Der Verfasser des Johannesbriefes kommt und lebt aus der johanneischen Tradition. Und in den christlichen Gemeinden, die sich an Johannes orientierten, nicht an Paulus oder Petrus, wurde schon immer der Geist betont. Hier war der logos wichtig, das Wort, das Fleisch wurde. Und dieser logos war das Einfallstor für die gesamte hellenistische Philosophie in das Christentum. Hier konnte der christliche Glaube andocken und wurde hellenisiert. Das ermöglichte einerseits den Missionserfolg in der Welt um das Mittelmeer.
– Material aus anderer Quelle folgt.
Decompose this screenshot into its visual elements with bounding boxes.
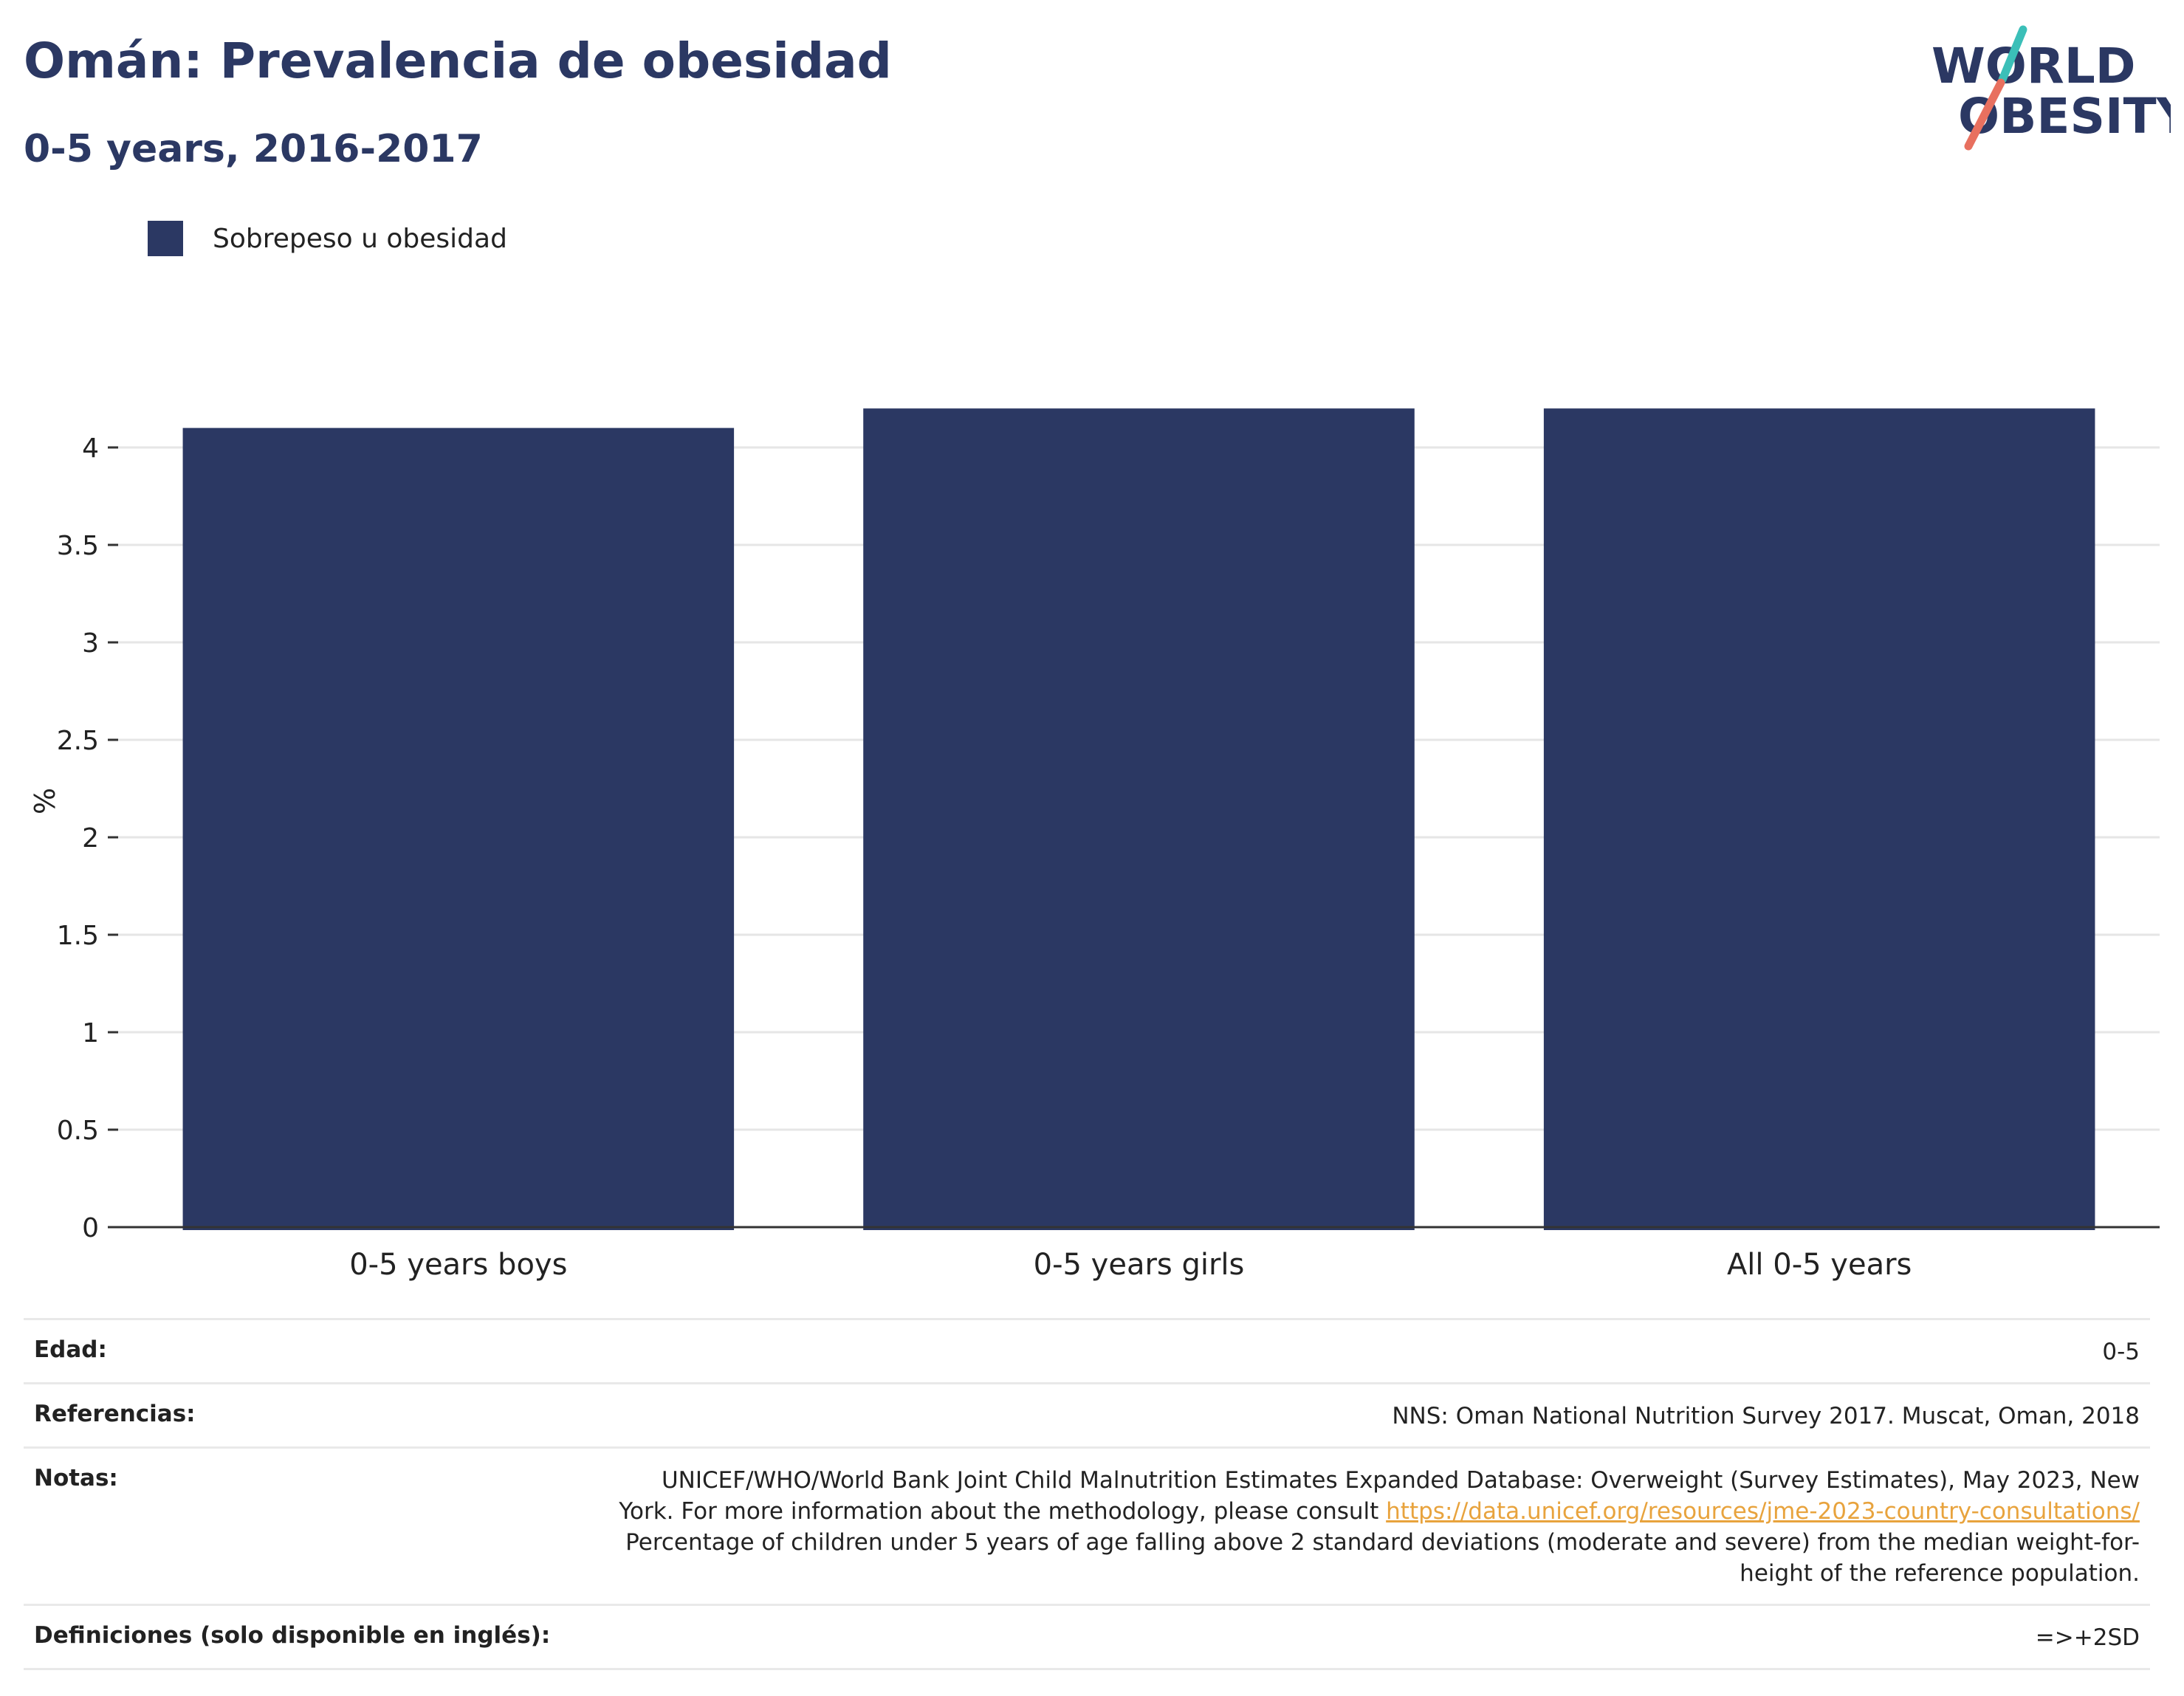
notes-line-2: York. For more information about the met… (619, 1496, 2140, 1527)
x-tick-label: All 0-5 years (1727, 1248, 1912, 1282)
age-value: 0-5 (2102, 1339, 2140, 1365)
metadata-table: Edad: 0-5 Referencias: NNS: Oman Nationa… (24, 1318, 2150, 1670)
chart-legend: Sobrepeso u obesidad (148, 220, 507, 257)
notes-line-1: UNICEF/WHO/World Bank Joint Child Malnut… (661, 1467, 2140, 1494)
bar-2 (1543, 408, 2095, 1231)
y-tick-label: 3 (82, 628, 99, 659)
axes: 0 0.5 1 1.5 2 2.5 3 3.5 4 0-5 years boys 0-5 years… (57, 433, 2160, 1282)
page-subtitle: 0-5 years, 2016-2017 (24, 127, 483, 171)
y-tick-label: 1 (82, 1018, 99, 1048)
legend-label: Sobrepeso u obesidad (213, 223, 507, 254)
y-tick-label: 2.5 (57, 726, 99, 756)
x-tick-label: 0-5 years girls (1034, 1248, 1245, 1282)
notes-line-4: height of the reference population. (1740, 1560, 2140, 1587)
meta-row-references: Referencias: NNS: Oman National Nutritio… (24, 1382, 2150, 1446)
meta-row-age: Edad: 0-5 (24, 1318, 2150, 1382)
notes-line-3: Percentage of children under 5 years of … (625, 1529, 2140, 1556)
y-tick-label: 2 (82, 823, 99, 854)
bar-chart: 0 0.5 1 1.5 2 2.5 3 3.5 4 0-5 years boys 0-5 years… (29, 408, 2160, 1282)
y-axis-label: % (29, 788, 61, 814)
references-value: NNS: Oman National Nutrition Survey 2017… (1392, 1403, 2140, 1429)
legend-swatch (148, 221, 183, 256)
notes-line-2-prefix: York. For more information about the met… (619, 1498, 1387, 1525)
logo-slash-teal (1998, 25, 2027, 84)
y-tick-label: 0.5 (57, 1116, 99, 1146)
notes-value: UNICEF/WHO/World Bank Joint Child Malnut… (619, 1465, 2140, 1589)
bar-0 (182, 428, 735, 1230)
world-obesity-logo: WORLD OBESITY (1931, 25, 2171, 151)
meta-row-notes: Notas: UNICEF/WHO/World Bank Joint Child… (24, 1446, 2150, 1604)
age-label: Edad: (34, 1336, 107, 1363)
y-tick-label: 0 (82, 1213, 99, 1243)
notes-methodology-link[interactable]: https://data.unicef.org/resources/jme-20… (1386, 1498, 2140, 1525)
notes-label: Notas: (34, 1465, 118, 1491)
logo-slash-coral (1964, 78, 2005, 151)
meta-row-definitions: Definiciones (solo disponible en inglés)… (24, 1604, 2150, 1670)
logo-line-1: WORLD (1931, 38, 2136, 95)
references-label: Referencias: (34, 1401, 196, 1427)
page-title: Omán: Prevalencia de obesidad (24, 32, 892, 89)
bar-1 (863, 408, 1415, 1231)
x-tick-label: 0-5 years boys (349, 1248, 567, 1282)
y-tick-label: 3.5 (57, 531, 99, 561)
y-tick-label: 1.5 (57, 921, 99, 951)
y-tick-label: 4 (82, 433, 99, 464)
definitions-value: =>+2SD (2035, 1624, 2140, 1651)
definitions-label: Definiciones (solo disponible en inglés)… (34, 1622, 551, 1649)
bars (182, 408, 2095, 1231)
Aber zugleich entstand eine große Herausforderung. Denn je mehr das Geistige betont wurde, umso mehr geriet in Vergessenheit, dass dieser logos ja Fleisch wurde und unter den Menschen als Gott zum Anfassen gelebt hatte. Sprich: die Menschwerdung Gottes und der Tod des Jesus von Nazareth spielten immer weniger eine Rolle. Mit anderen Worten: Es ging nicht mehr um einen in der Welt praktizierten Glauben, sondern nur noch um Geisterfülltheit.
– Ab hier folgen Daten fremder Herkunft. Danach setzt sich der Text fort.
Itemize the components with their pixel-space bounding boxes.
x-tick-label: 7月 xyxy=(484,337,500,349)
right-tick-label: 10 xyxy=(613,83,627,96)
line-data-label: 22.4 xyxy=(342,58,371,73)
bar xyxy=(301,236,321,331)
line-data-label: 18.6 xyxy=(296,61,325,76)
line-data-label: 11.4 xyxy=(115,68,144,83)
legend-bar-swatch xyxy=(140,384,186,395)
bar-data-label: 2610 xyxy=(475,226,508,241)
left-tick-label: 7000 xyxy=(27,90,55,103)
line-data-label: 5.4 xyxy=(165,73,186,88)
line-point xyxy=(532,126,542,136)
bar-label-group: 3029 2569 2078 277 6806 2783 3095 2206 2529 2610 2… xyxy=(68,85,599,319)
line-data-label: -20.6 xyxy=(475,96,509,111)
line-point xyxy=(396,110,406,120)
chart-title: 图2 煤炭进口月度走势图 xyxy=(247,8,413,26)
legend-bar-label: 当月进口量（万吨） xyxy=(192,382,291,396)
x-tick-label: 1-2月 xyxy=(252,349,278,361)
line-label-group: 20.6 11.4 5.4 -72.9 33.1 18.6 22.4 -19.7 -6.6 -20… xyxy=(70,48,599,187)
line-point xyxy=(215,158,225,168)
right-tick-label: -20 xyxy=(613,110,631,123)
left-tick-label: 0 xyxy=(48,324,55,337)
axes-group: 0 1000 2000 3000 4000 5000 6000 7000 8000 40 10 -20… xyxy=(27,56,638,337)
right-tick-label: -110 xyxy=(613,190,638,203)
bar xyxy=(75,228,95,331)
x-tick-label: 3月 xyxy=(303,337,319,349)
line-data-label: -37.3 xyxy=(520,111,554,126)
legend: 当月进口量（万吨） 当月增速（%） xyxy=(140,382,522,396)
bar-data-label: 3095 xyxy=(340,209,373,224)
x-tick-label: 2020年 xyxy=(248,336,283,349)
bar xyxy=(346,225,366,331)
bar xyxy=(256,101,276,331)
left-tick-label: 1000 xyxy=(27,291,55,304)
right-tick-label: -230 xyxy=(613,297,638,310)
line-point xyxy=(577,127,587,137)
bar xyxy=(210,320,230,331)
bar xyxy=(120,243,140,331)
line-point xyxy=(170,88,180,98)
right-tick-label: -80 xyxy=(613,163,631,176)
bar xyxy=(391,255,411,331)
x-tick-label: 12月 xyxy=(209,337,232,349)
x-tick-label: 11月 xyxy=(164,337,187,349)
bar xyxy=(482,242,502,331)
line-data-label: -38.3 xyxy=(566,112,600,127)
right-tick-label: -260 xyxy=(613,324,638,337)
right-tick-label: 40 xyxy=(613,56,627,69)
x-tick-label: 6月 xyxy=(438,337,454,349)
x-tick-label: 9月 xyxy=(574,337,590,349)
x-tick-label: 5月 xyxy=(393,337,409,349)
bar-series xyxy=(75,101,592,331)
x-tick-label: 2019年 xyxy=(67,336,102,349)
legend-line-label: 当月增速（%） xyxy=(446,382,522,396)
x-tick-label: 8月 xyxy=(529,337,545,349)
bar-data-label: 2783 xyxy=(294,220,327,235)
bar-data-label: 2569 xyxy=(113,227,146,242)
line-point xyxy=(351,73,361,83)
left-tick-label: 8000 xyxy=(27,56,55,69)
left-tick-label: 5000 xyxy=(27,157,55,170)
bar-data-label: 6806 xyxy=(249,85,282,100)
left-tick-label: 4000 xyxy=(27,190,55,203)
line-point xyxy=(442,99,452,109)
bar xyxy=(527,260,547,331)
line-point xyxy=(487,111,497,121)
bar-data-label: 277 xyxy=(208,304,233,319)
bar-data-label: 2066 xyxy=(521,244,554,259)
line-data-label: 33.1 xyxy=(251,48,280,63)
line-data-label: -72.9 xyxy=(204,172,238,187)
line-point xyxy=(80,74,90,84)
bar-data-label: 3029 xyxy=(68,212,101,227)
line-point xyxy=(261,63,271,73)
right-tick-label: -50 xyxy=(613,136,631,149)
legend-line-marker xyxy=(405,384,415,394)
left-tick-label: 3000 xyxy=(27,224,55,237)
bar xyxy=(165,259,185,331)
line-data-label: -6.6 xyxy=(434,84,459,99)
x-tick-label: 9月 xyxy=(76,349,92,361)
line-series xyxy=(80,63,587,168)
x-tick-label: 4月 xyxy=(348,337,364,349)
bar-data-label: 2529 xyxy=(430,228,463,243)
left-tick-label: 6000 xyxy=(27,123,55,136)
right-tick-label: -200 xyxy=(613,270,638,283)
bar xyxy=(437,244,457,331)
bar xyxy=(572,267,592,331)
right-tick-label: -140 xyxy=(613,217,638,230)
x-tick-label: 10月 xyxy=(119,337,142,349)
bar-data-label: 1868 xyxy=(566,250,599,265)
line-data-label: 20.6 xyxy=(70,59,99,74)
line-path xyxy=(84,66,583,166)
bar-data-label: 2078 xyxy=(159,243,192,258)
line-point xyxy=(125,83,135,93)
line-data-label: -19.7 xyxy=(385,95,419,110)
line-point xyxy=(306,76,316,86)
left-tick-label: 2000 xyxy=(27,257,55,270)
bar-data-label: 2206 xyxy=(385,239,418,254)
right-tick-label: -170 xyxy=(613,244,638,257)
Aus dieser Geisteswelt kommt der Verfasser des Johannesbriefs. Und er hat sichtlich Mühe, sich mit den Radikalen in seinen Gemeinden auseinanderzusetzen. Denn ihnen geht es nur noch um Geisteserfülltheit, nicht mehr um das Umsetzen des Glaubens im Alltag der Gemeinde und in der Welt. Pointiert gesagt: Ab einem gewissen Grad von Geisterfülltheit wird das irdische Leben belanglos und die christliche Ethik bedeutungslos. Anders gesagt: Wer das Richtige glaubt, kann leben, wie er will.

Der Verfasser des Johannesbriefes schreibt seinen eigenen Leuten. Und er kommt dabei ziemlich ins Rudern. Vielleicht hätte er die Frauen seiner Gemeinde fragen und ihnen zuhören sollen. Dann hätte er vielleicht etwas gehört vom geistigen Leben in irdischen Banden.